I could sympathize, if I let myself. I won’t. I grew up in a world without beauty. My parents were failures. Losers, as the kids today would say. Forever changing jobs, changing houses, changing lives. Not exactly criminal, because they were never caught doing anything wrong, but my father always had schemes, always had partners with whom he was going to strike it rich. I never really understood how he earne
d a living, but when he talked on the phone, he spoke of “opportunities” and “prospects” and offers that “wouldn’t last.” For a while we’d have money to pay the rent, the electricity bill. Then the partners would disappear, the money would evaporate, and we’d move on. Once I came across an old passport of my father’s—but with a different name. I took it to my mother, who just shrugged and said he had his reasons to not be that person anymore. She said it as though it was of no importance.
My mother, she could find work wherever she went as a court stenographer. She was good, could type 150 words a minute without a single error. It was all about focus, she would say. And she was utterly focused on the present. Because the past was over, and the future yet to come. Why worry? she would say. Character by character, word by word, she eased through life, always disappointed but sanguine when my father’s latest scheme failed and it was time to move again.
I determined early on I would have nothing to do with that sort.

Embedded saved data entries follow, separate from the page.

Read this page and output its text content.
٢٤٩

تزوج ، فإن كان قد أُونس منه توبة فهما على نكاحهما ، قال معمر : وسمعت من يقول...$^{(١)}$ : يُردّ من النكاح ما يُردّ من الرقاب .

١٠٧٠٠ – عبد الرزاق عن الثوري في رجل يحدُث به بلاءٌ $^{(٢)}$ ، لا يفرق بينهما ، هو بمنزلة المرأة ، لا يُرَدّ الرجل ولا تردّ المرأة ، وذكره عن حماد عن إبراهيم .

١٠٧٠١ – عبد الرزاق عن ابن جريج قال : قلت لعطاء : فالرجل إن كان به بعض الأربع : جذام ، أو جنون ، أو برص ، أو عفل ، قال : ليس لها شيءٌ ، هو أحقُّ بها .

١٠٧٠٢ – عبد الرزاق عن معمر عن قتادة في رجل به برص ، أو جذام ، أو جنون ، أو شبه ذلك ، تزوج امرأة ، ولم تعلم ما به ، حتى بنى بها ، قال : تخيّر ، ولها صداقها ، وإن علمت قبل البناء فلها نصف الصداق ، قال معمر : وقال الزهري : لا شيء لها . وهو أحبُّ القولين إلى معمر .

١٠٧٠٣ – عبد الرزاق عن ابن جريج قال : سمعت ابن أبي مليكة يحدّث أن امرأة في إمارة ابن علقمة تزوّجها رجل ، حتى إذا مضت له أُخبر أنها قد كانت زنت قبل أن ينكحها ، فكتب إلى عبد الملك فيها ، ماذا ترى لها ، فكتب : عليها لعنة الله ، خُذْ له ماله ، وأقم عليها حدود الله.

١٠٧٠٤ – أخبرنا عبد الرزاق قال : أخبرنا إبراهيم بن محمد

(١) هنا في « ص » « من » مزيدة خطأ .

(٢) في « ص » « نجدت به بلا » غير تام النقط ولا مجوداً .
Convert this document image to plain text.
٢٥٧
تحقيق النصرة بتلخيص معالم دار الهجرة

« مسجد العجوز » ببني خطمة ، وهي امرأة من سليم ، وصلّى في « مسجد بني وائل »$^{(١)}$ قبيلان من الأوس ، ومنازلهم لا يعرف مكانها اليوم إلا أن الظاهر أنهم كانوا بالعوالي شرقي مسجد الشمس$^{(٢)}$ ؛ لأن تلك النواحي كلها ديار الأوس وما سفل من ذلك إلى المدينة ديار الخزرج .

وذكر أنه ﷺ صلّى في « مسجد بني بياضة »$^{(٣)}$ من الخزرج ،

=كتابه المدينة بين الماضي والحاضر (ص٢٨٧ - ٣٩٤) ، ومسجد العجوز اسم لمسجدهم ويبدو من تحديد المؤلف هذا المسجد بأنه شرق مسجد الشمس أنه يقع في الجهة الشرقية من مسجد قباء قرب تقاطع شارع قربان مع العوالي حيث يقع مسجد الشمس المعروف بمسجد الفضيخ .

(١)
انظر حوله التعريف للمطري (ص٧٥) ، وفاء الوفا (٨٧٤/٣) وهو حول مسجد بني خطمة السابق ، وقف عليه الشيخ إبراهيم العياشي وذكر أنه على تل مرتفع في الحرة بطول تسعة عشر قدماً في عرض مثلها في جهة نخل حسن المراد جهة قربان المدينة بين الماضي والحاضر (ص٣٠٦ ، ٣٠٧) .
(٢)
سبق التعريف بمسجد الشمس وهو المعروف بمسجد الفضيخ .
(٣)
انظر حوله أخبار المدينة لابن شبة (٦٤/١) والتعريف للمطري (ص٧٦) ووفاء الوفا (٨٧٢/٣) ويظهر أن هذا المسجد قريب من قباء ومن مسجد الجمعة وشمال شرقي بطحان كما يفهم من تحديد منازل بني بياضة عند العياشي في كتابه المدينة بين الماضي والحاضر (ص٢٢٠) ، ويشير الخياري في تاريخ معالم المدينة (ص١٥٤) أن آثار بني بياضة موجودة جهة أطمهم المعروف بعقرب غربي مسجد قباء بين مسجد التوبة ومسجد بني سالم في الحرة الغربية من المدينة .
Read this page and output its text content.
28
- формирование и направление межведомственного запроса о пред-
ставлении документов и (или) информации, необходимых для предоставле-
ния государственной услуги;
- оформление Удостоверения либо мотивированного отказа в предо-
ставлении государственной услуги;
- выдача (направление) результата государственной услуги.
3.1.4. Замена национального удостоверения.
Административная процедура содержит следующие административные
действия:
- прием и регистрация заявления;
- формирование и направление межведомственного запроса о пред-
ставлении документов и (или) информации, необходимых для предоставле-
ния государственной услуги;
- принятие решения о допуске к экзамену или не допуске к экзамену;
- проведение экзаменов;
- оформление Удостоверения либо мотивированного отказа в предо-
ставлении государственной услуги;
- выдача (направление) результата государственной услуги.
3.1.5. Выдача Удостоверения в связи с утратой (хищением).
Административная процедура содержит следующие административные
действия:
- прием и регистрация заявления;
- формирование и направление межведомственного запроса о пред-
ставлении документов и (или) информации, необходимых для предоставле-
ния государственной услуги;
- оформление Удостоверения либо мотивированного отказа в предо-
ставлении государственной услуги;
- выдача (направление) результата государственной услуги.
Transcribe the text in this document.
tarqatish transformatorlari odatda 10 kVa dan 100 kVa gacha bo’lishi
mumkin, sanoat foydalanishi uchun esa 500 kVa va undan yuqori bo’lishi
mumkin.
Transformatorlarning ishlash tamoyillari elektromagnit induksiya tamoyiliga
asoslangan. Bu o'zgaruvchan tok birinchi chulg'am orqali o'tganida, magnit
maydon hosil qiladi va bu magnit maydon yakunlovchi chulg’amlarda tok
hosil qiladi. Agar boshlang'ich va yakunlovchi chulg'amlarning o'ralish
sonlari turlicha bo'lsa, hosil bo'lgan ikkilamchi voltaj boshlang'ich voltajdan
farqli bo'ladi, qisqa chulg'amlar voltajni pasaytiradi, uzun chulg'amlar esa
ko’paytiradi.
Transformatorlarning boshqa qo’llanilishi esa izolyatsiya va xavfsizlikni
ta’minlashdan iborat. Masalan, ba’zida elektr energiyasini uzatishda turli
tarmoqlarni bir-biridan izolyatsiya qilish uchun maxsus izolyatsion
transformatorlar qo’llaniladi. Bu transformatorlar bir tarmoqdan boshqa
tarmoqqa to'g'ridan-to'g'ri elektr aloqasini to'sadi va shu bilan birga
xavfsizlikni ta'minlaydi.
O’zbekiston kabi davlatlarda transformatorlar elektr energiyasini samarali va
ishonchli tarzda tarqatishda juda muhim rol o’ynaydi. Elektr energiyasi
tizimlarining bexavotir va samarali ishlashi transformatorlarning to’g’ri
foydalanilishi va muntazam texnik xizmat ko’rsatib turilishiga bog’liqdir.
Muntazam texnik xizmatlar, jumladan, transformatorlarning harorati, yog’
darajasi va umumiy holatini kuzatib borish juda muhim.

They’re long dead, of course. My mother first, of breast cancer, which wasn’t caught until late since they didn’t have insurance. Then my father killed himself about a year after that. I hadn’t talked to him for at least six months when I got the call. He blew his head off with a gun. Always the dramatic one. I’m not sure how they tracked me down to tell me the news. I’d pretty much erased the traces that connected me to them. I was into my twenties, already a wife, already a mother, a new name with a new life attached to it.
I met John at a church dance on the south side of Chicago. Not that either of us was religious. He was just finishing his final year of medical school at the University of Chicago, and I was still in high school in Franklin Park. Seven years difference between us. I went with a friend, as her church was sponsoring the dance, and John tagged along with some medical students to meet some “nice” girls. Funny, how they still thought that way then.